E-commerce behemoth Alibaba is working with Fonterra and New Zealand Post to track customers' orders using blockchain technology.
The system, which is being trialled, aims to improve supply chain transparency and will be rolled out across Alibaba's online marketplaces if successful.
Fonterra and Australian supplements company Blackmores are the first to use the traceability system on products purchased through Tmall Global.
Alibaba signed a memorandum of understanding with Fonterra and NZ Post last year in Auckland.
The food safety framework aims to enhance consumer confidence and build a trusted environment for cross-border trade.
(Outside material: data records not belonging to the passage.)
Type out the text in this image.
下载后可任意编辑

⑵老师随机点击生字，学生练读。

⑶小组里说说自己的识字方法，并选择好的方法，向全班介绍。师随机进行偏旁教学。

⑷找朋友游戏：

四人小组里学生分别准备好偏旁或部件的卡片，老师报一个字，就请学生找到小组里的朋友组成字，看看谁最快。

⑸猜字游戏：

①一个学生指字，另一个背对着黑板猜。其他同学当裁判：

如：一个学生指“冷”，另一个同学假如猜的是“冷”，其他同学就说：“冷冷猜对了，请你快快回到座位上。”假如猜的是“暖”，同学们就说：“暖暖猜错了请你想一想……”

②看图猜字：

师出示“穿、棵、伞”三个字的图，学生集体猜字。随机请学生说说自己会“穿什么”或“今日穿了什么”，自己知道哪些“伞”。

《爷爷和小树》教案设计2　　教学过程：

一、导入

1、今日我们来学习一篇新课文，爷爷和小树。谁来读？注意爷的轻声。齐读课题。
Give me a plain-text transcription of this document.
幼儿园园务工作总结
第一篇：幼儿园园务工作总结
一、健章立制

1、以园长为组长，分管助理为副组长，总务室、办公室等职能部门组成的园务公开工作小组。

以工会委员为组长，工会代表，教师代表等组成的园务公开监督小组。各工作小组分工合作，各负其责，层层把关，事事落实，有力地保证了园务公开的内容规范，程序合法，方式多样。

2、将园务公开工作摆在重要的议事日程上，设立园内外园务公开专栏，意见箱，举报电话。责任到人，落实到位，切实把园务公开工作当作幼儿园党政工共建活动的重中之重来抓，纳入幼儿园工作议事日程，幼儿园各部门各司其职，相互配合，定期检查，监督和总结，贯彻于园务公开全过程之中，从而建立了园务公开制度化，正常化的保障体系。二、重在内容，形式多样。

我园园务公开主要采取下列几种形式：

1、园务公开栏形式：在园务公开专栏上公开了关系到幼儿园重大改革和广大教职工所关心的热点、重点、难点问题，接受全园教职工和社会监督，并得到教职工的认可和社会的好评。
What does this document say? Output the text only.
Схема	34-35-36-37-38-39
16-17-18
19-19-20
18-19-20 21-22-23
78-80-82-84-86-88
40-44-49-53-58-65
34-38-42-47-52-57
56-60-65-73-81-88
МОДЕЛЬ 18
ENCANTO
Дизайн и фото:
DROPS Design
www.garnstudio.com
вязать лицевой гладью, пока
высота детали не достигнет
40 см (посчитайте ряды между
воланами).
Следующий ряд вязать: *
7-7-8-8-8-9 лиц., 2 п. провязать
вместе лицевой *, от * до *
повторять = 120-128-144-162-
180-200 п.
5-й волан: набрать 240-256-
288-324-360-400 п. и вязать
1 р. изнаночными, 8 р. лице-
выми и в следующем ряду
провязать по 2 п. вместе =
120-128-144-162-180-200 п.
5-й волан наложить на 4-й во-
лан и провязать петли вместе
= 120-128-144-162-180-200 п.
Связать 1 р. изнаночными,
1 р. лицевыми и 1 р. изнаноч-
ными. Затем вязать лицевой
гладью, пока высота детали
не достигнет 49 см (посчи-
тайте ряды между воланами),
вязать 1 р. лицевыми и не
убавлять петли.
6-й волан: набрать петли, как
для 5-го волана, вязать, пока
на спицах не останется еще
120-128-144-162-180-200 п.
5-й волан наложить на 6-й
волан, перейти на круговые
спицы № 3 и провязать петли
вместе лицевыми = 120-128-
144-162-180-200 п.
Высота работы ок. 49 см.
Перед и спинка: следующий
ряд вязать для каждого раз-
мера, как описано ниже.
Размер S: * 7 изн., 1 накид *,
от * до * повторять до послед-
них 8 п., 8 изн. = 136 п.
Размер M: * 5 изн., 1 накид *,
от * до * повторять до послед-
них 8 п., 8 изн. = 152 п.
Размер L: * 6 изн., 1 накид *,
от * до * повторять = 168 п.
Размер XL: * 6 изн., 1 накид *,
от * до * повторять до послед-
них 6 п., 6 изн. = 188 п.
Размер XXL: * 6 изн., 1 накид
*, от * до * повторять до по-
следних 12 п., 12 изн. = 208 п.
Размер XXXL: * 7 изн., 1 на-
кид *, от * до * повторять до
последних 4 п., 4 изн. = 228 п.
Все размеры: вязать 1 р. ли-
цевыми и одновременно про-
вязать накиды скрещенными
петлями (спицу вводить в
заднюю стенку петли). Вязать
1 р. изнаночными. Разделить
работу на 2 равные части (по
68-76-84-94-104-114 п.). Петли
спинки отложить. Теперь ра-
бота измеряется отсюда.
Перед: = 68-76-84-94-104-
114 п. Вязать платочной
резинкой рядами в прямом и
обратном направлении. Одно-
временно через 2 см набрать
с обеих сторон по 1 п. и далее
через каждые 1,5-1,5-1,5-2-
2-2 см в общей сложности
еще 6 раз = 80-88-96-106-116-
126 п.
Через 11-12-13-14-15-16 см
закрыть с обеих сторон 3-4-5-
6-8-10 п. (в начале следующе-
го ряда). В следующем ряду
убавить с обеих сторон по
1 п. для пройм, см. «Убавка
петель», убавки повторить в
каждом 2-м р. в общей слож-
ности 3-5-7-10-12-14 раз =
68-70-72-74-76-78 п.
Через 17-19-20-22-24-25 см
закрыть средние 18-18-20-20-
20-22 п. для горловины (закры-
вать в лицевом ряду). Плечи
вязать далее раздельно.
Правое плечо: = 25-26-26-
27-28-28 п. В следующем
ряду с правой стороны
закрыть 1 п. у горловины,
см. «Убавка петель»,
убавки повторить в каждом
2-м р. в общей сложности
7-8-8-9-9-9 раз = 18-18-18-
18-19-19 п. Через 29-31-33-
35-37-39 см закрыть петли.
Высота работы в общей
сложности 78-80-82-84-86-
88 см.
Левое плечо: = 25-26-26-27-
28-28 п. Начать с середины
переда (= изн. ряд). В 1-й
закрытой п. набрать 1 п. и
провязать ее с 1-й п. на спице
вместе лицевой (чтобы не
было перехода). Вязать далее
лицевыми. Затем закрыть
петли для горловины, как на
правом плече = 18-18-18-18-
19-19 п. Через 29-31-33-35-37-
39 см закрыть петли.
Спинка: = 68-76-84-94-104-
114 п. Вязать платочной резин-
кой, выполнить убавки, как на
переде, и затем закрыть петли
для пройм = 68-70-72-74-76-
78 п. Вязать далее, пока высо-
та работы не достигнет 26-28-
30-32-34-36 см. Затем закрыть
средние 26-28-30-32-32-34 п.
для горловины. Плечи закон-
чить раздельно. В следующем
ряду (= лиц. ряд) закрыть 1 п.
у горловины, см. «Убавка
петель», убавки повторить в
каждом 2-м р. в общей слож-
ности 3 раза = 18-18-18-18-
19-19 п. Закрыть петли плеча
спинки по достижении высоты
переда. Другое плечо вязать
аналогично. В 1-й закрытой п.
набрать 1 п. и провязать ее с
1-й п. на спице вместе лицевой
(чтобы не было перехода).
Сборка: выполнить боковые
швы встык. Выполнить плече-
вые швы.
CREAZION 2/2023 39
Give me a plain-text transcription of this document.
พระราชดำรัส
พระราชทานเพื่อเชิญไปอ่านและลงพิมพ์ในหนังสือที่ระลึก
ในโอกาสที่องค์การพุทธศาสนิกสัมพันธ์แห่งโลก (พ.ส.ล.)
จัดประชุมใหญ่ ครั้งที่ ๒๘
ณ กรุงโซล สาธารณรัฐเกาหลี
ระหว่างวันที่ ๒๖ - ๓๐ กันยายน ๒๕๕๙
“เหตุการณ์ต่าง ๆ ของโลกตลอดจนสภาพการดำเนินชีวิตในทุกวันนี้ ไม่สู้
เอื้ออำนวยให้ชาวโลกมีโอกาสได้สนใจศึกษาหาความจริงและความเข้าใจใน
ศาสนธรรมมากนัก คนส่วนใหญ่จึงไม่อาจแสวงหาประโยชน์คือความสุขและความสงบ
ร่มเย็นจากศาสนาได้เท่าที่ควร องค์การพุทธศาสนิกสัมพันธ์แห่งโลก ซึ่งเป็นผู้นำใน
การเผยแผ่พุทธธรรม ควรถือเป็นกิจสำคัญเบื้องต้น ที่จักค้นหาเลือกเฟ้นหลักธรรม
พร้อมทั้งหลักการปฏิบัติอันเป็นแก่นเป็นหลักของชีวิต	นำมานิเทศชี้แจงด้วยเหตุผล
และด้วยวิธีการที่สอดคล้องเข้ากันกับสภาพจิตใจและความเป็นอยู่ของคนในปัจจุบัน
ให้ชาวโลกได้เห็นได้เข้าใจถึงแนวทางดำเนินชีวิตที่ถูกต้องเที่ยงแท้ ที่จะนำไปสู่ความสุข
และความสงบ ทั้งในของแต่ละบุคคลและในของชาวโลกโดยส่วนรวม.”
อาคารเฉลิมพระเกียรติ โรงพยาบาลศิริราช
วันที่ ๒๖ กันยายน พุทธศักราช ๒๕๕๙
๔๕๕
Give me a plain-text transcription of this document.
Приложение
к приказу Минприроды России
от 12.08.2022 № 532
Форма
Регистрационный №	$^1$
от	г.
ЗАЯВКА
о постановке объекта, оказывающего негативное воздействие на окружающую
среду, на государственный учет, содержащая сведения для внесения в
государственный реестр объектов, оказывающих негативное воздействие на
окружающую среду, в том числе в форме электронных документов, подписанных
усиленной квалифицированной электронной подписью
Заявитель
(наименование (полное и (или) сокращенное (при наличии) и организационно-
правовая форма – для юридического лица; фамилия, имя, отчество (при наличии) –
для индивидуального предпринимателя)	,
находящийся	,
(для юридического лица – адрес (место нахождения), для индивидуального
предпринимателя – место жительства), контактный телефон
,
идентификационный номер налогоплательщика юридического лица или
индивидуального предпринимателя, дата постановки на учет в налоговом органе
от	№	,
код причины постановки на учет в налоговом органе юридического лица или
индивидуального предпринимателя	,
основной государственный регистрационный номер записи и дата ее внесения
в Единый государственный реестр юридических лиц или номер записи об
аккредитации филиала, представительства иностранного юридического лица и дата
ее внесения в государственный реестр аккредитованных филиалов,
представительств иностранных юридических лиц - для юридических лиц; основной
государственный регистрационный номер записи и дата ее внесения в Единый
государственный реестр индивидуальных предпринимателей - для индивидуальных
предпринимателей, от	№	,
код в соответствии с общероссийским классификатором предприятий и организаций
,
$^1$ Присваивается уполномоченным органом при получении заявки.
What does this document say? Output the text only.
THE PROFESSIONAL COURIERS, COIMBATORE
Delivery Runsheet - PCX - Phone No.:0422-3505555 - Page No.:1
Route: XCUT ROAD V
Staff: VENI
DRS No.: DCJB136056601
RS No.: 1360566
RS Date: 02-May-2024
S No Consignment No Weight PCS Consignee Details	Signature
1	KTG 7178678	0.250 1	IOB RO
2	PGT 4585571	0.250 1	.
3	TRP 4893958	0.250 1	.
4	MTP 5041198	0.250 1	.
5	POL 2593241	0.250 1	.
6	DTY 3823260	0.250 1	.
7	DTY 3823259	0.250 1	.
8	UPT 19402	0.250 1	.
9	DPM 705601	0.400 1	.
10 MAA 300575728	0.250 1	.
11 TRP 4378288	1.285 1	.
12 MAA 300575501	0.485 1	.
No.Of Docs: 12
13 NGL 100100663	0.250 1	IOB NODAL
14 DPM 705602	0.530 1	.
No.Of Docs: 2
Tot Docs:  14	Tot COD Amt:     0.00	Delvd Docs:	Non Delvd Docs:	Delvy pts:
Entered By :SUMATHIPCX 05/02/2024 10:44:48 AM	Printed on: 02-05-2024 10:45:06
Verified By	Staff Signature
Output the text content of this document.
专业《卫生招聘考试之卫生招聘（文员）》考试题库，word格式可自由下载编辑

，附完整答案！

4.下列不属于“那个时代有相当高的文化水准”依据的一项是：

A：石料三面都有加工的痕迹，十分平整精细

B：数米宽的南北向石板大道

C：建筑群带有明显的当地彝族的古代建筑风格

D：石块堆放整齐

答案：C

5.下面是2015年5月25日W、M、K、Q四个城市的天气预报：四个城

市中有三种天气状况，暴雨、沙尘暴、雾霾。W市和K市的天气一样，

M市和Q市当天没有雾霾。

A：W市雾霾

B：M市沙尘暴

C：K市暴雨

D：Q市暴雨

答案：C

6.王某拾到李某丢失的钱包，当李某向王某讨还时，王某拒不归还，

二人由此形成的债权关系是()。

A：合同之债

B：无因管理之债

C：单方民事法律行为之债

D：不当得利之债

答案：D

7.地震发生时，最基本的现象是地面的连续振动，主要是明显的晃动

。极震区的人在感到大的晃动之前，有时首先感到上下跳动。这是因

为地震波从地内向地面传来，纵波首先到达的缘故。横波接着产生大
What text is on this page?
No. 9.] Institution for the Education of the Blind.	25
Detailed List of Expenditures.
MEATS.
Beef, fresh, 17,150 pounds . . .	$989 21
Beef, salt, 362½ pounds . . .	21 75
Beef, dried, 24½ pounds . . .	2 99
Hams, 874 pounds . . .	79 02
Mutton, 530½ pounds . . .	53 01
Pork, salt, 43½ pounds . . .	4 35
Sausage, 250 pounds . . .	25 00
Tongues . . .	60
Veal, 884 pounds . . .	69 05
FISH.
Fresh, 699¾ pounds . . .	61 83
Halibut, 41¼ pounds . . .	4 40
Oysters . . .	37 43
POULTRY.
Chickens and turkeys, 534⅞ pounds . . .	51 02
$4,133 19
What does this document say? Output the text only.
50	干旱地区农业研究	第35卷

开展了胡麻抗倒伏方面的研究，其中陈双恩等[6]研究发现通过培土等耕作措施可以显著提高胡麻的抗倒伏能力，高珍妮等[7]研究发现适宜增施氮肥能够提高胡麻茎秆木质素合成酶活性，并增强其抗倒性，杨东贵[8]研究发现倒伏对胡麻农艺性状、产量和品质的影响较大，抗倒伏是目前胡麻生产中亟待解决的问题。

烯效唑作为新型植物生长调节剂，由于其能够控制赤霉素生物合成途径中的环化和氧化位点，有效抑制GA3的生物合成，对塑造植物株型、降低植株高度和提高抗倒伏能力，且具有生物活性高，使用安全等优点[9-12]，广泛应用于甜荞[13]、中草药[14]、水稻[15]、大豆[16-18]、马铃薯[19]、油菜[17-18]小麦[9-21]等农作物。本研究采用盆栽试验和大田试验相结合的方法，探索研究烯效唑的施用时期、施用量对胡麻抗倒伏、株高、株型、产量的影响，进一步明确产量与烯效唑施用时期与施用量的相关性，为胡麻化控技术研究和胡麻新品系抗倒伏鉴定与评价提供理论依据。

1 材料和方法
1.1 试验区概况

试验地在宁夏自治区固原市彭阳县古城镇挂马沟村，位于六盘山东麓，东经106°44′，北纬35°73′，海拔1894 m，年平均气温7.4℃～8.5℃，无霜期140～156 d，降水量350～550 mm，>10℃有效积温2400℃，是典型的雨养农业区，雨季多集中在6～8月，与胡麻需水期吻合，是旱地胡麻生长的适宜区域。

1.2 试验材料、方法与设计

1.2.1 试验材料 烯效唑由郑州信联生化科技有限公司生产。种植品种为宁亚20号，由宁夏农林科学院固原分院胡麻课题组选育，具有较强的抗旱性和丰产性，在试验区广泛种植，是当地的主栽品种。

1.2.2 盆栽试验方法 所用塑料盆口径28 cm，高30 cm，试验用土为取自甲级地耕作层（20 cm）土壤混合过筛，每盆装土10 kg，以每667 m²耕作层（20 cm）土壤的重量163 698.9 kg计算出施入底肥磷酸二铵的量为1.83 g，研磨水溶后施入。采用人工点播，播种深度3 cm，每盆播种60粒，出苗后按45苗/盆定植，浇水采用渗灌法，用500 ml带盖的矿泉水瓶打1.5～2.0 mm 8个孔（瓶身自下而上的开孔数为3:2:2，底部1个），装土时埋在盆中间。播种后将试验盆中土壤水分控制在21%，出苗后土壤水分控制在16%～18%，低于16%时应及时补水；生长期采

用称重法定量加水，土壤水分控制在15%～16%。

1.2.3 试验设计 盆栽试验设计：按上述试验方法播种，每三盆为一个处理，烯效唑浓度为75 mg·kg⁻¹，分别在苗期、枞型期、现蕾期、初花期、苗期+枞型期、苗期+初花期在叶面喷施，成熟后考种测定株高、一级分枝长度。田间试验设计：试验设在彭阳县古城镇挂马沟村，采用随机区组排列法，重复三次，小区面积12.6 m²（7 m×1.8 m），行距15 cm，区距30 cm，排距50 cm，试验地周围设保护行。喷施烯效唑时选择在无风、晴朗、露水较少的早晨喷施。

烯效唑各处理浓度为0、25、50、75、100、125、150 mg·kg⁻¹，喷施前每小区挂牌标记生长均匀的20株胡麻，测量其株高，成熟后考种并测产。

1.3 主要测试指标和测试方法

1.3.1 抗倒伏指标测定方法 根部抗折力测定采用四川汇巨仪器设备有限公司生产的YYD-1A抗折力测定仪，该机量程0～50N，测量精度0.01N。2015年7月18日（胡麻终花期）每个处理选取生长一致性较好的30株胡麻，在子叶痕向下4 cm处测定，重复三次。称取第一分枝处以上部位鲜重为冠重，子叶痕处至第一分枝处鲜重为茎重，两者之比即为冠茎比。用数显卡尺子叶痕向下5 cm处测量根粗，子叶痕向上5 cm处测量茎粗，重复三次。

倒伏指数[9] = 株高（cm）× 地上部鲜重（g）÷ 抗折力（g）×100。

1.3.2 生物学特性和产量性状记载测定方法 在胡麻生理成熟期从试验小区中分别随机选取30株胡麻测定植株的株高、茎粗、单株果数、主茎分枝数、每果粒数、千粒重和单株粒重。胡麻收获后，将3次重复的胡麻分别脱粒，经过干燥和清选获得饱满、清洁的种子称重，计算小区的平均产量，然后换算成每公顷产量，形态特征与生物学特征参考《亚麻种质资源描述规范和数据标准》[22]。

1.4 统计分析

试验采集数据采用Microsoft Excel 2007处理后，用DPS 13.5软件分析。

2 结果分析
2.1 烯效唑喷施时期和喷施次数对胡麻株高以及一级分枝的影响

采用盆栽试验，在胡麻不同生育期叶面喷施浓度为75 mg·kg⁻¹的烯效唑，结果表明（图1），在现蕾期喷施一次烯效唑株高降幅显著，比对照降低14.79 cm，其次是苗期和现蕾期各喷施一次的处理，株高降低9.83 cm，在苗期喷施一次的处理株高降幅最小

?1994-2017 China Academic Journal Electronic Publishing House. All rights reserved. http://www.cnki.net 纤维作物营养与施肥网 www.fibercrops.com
It is part of the online retail giant's wider strategy to build commerce infrastructure.
Alibaba general manager of Tmall import and export, Alvin Liu, said the framework was created to enhance consumer confidence in response to the significant challenge of food fraud.
Food fraud costs the global food industry US$40 billion ($56b) per year, according to research from Michigan State University.
Consultancy firm PwC estimates 40 per cent of food companies find food fraud difficult to detect within their current methods, and 39 per cent think their products are easy to counterfeit.
"Given the potential of emerging tech, including blockchain, we want to be at the forefront of developing food quality and safety standards across the supply chain," said Fonterra president of greater China Christina Zhu.
"In China and many other markets, we know consumers want to be able to trace the products they purchase online, so we welcome being a part of creating a globally respected framework that protects the reputation of food companies and gives greater value and consumer confidence."
Alibaba have engaged PwC in New Zealand, Australia and China to help build the food safety framework using blockchain technology.